Ermakov A., Stevens JL., Whitehill E., Robson JE., Pieles G., Brooker D., Goggolidou P., Powles-Glover N., Hacker T., Young SR., Dear N., Hirst E., Tymowska-Lalanne Z., Briscoe J., Bhattacharya S., Norris DP.
Vertebrate organs show consistent left-right (L-R) asymmetry in placement and patterning. To identify genes involved in this process we performed an ENU-based genetic screen.

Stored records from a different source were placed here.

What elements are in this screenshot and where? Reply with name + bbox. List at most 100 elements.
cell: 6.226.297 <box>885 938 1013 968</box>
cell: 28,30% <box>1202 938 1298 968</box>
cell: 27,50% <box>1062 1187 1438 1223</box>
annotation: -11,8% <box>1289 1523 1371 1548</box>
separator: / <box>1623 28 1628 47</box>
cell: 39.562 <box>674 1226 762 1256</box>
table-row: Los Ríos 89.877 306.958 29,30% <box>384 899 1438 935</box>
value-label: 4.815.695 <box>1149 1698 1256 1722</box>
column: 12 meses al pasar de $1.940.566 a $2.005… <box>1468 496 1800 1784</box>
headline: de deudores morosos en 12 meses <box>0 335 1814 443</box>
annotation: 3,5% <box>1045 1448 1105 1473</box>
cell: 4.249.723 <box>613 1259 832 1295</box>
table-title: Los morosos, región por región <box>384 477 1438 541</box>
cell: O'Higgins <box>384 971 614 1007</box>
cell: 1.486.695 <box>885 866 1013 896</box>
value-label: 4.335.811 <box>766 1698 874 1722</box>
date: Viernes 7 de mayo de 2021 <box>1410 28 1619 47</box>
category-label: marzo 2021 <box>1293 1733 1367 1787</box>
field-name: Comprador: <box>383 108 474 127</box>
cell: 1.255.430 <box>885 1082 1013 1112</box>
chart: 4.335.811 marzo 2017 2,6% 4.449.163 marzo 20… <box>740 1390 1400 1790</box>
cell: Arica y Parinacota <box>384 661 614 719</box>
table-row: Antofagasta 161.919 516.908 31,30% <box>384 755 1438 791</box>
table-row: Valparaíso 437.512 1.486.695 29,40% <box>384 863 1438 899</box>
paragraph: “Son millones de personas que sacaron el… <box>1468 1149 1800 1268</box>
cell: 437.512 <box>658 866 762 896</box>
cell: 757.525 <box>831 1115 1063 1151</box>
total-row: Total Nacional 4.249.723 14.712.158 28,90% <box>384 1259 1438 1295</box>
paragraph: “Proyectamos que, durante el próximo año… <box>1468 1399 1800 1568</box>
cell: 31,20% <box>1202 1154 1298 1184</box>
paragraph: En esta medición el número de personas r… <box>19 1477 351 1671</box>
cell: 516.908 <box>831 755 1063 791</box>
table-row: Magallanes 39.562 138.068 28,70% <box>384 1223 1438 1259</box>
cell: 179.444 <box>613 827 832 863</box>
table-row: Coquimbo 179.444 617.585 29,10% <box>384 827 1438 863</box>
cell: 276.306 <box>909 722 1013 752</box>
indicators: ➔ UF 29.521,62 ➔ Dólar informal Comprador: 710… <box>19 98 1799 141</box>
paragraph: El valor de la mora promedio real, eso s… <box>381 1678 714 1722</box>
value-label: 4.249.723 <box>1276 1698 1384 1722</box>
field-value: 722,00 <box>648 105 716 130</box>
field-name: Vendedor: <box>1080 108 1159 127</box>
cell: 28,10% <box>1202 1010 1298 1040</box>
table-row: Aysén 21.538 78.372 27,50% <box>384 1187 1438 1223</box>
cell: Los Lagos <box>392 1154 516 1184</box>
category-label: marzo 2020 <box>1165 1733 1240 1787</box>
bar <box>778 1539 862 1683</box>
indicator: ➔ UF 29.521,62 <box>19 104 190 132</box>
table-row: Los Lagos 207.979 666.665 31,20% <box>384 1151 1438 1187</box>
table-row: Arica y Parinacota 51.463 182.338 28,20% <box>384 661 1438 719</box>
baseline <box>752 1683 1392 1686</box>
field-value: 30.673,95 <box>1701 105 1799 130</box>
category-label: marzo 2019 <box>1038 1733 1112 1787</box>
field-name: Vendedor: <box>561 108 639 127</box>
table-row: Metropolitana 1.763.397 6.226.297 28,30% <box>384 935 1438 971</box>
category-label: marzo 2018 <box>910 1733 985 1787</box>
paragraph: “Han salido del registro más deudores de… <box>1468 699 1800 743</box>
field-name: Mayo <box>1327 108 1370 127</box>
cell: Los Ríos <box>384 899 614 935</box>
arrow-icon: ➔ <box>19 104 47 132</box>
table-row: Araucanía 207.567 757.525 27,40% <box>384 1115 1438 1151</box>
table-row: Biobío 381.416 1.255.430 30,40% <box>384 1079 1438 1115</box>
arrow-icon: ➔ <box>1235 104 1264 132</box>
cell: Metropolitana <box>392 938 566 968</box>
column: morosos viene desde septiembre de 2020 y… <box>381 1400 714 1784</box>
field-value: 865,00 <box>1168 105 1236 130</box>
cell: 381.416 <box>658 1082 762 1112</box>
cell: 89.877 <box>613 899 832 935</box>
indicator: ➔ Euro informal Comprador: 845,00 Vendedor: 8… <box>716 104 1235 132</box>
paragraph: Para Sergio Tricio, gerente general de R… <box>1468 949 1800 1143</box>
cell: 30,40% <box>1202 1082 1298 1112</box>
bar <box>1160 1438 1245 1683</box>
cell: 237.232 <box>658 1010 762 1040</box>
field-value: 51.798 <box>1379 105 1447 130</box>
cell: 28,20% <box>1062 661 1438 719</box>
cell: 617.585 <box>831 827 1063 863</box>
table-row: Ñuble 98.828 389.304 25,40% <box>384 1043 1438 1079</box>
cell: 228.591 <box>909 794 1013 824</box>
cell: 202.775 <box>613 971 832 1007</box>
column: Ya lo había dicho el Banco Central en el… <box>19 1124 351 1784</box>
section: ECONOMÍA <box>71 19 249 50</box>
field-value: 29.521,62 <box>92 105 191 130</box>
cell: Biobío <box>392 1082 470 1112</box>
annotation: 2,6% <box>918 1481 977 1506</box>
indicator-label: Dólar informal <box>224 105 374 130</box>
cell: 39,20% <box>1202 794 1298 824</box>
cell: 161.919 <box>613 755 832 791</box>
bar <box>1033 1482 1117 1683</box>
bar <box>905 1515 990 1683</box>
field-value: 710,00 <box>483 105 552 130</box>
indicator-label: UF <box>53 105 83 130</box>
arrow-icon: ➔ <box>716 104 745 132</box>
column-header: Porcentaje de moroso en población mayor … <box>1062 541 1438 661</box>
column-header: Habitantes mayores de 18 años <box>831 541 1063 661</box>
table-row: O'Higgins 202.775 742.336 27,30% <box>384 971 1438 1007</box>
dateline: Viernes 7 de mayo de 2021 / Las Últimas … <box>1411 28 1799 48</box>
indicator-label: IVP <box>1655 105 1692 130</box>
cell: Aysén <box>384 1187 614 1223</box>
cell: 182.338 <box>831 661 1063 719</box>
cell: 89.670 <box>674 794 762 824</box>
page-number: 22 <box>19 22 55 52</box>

Of 135 lines analyzed 11 showed clear single gene defects affecting L-R patterning, including 3 new alleles of known L-R genes and mutants in novel L-R loci. We identified six lines (termed "gasping") that, in addition to abnormal L-R patterning and associated cardiovascular defects, had complex phenotypes including pulmonary agenesis, exencephaly, polydactyly, ocular and craniofacial malformations. These complex abnormalities are present in certain human disease syndromes (e.g., HYLS, SRPS, VACTERL). Gasping embryos also show defects in ciliogenesis, suggesting a role for cilia in these human congenital malformation syndromes. Our results indicate that genes controlling ciliogenesis and left-right asymmetry have, in addition to their known roles in cardiac patterning, major and unexpected roles in pulmonary, craniofacial, ocular and limb development with implications for human congenital malformation syndromes.